Through digging, you discover that the model isn't working well for newer users—even those who have a large number of likes and dislikes in their accounts—although it's still working well for older users who were present in the training and test data. You wonder how this could be since you trained the model on many features of users and books which are available for both new and old users on the website.

It turns out, however, that your model didn't make good use of many of those features during training. Among the features you included for users were also things like username, first name, last name, etc., which allowed the model to discern a unique "fingerprint" of each user in the training data, and then to "memorize" which sorts of books each of those users likes—for example, the model might have learned that the user blargoner generally likes math and philosophy from certain authors, the user texasteen2008 generally likes science fiction and fantasy, and so on. When the model was run on the test data—which included the same users—it simply identified the users by their fingerprints and made reasonably accurate predictions based on what it memorized about them. It did the same thing for those users on the website. But importantly, the model never learned any general relationships between the types of books a user liked in the past and the types they are likely to like now.
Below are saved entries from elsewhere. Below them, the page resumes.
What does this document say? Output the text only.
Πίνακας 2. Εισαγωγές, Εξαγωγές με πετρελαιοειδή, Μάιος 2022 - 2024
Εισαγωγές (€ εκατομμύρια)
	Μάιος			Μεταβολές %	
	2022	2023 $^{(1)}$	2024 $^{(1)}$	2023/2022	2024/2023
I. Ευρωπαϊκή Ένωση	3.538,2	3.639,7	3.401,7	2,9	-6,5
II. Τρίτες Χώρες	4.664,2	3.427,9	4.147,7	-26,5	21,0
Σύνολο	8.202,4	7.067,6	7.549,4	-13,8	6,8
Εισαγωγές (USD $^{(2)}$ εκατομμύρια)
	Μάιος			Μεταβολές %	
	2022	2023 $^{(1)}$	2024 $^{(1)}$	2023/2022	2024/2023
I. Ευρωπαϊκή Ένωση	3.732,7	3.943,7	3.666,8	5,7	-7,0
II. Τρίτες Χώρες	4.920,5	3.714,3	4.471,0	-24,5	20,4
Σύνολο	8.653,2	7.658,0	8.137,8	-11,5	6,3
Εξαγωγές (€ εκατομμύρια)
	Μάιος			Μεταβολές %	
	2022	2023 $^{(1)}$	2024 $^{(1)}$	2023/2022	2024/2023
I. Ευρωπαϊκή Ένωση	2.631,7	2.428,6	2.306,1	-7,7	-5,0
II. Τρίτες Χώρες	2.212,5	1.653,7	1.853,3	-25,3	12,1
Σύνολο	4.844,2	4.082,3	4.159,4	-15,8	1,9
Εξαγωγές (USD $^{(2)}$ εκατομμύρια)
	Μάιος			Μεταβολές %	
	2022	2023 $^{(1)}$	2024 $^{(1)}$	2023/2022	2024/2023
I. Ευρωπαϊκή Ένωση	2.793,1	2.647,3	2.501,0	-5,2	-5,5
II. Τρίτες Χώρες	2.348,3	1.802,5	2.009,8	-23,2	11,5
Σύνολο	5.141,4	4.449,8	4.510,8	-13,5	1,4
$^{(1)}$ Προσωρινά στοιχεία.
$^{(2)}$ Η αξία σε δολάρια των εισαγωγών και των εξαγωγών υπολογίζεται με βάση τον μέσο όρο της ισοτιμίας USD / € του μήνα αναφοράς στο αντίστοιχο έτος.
This is why it performs poorly for new users, for whom it doesn't have fingerprints and can't just rely on facts that it memorized about them.

In this example, the data has what's called group structure. Each like and dislike of a book belongs to a user, so likes and dislikes can be grouped together by user. The problem is that data from the same groups—for example, blargoner's group—appears in both the training and test data. Since the model is being tested on groups that it already has knowledge about, this provides an overly optimistic estimate of what its performance will be for new, previously unseen groups. The solution is to ensure that no group appears in both the training and test data—in other words, that the training and test data respect the group structure. Additionally, features like username, etc. which only serve to identify a group should be removed from the data.

What's very interesting with this example is that group leakage is only a problem because you want to use the model on new, previously unseen groups—that is, new users. If you had instead created a private website for your family members, and just needed the model to make accurate predictions for those members, then there's no problem—the model could learn what Aunt Fanny likes and use that to make good predictions for Aunt Fanny. The point is that whether or not a particular use of data constitutes leakage depends, in part, on the way in which the model will be used.

In both of the above examples, data leakage was only discovered after the models were already deployed in the wild. How might we detect signs of leakage sooner, before a model is deployed? One way it can be spotted is when a model seems to be learning from a feature that intuitively shouldn't be associated with the target in the real world, yet the model still performs well in testing. This may be a sign that the feature in question is only incidentally associated with the target in the training data and also in the test data. For example, with a simple linear model of the form \[f(x_1,\ldots,x_n)=w_1x_1+\cdots+w_nx_n\] where the features \(x_1,\ldots,x_n\) have been "standardized" so that their values fall within the same numeric range, if we discover that the trained model weight \(w_1\) is large relative to the other weights \(w_2,\ldots,w_n\) but intuitively we wouldn't expect feature \(x_1\) to be associated with the target values of \(f\) in the world, then we might have leakage. We should look closely at our data—including the processes that generated it—for a possible source of a leak.

It's even better for us to try to prevent data leakage ahead of time by thinking critically about how our model will be used and how the training and test data will either help or hinder that. It can be difficult to completely prevent, but with care it can be minimized—much like the drip of water from my bathtub faucet.